Posted by: NetflixShill | June 28, 2006 at 09:51 PM
Sorry about the double post...not sure how that happened. I had the page up for awhile and hit the back button, but I definitely did not hit post again!
Posted by: noe638 | June 28, 2006 at 11:29 PM
Maybe Mike can get someone from GetaFreelancer to look into that!
Posted by: noe638 | June 28, 2006 at 11:30 PM
I just recreated the problem. In Mozilla, I hit Post and it sends the message. Then I hit the back button to go back to the message that contains my post in the comments section. Then, when I hit the Forward button in the browser, I get a message that says it contains post data or something of the like and it posts the message again.

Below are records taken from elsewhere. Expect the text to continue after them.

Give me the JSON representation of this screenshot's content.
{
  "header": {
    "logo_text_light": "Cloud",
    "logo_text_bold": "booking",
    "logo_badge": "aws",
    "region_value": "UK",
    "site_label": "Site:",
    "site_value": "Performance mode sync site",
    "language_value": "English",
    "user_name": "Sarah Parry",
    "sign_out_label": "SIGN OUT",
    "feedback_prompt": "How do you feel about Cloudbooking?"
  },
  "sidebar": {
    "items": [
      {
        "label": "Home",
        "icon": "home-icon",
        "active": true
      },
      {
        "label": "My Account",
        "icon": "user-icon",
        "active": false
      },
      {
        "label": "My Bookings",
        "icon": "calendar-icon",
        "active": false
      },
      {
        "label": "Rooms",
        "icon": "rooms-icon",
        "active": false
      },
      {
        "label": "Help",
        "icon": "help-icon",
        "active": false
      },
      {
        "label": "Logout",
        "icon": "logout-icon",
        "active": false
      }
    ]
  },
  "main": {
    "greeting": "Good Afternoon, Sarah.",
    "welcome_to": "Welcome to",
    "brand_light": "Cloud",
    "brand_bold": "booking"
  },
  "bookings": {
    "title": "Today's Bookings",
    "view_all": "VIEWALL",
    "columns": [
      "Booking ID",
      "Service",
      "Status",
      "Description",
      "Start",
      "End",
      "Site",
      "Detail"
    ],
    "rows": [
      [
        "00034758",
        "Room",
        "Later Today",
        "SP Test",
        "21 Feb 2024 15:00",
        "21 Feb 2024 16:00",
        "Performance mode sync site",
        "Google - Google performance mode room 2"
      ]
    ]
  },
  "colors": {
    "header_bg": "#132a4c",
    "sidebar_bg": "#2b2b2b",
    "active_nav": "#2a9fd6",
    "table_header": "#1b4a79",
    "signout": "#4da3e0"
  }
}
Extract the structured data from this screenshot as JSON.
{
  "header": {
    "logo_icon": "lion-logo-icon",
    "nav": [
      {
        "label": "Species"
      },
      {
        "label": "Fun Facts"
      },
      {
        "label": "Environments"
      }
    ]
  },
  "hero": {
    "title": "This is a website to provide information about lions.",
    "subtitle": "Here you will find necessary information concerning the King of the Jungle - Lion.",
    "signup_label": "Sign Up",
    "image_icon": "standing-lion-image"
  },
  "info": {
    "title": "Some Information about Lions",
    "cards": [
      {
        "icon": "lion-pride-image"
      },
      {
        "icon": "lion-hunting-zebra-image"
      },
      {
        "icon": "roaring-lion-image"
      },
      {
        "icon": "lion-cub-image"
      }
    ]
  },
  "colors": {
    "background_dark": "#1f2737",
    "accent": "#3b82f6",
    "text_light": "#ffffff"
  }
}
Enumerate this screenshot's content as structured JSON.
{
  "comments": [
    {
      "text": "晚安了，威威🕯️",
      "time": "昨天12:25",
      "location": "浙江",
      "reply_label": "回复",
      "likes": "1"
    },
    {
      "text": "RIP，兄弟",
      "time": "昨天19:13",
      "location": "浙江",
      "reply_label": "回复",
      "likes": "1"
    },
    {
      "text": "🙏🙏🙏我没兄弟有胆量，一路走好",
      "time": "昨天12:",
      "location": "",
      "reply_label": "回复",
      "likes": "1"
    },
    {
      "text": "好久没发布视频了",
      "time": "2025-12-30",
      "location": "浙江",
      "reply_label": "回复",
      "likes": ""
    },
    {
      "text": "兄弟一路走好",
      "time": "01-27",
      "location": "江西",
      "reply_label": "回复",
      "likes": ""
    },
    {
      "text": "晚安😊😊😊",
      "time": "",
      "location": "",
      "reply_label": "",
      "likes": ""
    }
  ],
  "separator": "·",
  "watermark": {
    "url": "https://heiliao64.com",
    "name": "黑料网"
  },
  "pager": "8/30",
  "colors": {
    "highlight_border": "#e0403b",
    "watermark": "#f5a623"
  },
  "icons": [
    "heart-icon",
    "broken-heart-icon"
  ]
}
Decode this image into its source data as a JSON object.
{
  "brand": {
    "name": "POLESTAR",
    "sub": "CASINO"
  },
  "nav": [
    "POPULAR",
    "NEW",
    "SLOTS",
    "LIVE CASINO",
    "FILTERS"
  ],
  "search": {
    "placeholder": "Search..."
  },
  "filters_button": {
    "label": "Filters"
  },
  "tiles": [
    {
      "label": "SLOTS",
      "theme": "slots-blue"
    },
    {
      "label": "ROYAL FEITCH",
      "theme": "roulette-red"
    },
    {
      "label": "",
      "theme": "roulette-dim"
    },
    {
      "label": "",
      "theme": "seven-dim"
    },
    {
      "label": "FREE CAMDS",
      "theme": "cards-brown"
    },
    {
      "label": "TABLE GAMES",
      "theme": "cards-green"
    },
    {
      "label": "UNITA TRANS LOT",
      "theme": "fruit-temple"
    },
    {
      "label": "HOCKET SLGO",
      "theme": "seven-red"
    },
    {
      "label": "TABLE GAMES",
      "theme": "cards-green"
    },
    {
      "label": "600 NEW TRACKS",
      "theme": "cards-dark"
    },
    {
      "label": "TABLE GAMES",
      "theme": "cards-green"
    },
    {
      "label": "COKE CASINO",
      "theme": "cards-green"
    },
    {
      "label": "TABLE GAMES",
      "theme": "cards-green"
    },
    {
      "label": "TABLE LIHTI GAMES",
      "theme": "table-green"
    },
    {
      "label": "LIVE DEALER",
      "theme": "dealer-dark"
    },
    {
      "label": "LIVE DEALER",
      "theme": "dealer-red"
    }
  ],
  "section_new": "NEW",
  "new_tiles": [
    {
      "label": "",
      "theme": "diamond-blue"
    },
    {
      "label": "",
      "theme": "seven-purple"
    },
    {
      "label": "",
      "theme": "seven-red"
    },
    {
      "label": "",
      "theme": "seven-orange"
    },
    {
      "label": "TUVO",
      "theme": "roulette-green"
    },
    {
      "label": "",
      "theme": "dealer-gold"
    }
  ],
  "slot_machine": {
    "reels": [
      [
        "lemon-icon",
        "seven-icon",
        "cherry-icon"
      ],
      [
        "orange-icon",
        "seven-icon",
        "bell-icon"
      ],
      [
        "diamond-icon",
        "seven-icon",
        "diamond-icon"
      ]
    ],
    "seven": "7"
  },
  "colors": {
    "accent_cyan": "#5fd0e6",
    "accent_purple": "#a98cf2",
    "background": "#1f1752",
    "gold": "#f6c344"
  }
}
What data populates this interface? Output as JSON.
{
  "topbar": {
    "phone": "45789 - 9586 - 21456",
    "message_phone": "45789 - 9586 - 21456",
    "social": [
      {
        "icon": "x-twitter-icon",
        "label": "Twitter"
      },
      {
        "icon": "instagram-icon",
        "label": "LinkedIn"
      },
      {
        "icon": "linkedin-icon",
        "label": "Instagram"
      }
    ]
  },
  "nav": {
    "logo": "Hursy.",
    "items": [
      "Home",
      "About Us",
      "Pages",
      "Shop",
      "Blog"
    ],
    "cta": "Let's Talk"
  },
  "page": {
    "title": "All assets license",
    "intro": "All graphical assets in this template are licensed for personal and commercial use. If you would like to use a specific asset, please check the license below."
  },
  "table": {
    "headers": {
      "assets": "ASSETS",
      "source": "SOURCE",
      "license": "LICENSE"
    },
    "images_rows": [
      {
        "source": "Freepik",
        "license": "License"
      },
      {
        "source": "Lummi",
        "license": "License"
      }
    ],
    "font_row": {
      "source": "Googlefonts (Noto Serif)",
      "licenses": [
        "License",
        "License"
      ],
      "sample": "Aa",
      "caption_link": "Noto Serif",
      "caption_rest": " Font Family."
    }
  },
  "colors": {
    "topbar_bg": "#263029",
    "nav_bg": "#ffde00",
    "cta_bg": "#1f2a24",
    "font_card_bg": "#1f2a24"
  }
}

I don't think it should post it again under that scenario, but I won't do it again.
Posted by: noe638 | June 28, 2006 at 11:34 PM
Doesn't it prompt you to re-submit the post data? I think Firefox does. I use Firefox or Mozilla most of the time.
Posted by: NetflixShill | June 29, 2006 at 02:38 PM
It does...but I wasn't aware what post data was. I guess I thought it was some kind of html term. Does it simply mean the information in the post a comment section?
I would expect that I would have click on the Post button to post it again.
Posted by: noe638 | June 29, 2006 at 05:10 PM
Post data is anything that your browser sent the last time you loaded a page, I think. If you submit a form and go back to the page it will prompt you to submit that again. It can be used for search results on certain sites, like DVD Verdict. If you try to reload your search results, it will ask you to re-submit the post data. Otherwise, it can't tell what you were searching for. It's not in the URL. In that case, you want to submit it, but not for comments on forms.
Posted by: NetflixShill | June 29, 2006 at 09:35 PM
Post-data is previous data, not necessarily something you posted. It can be any type of data passed by your browser to the site you are using. Some sites use post-data. Others don't. It would be good if the browser gave more detail about what this meant or showed you what was going to be sent.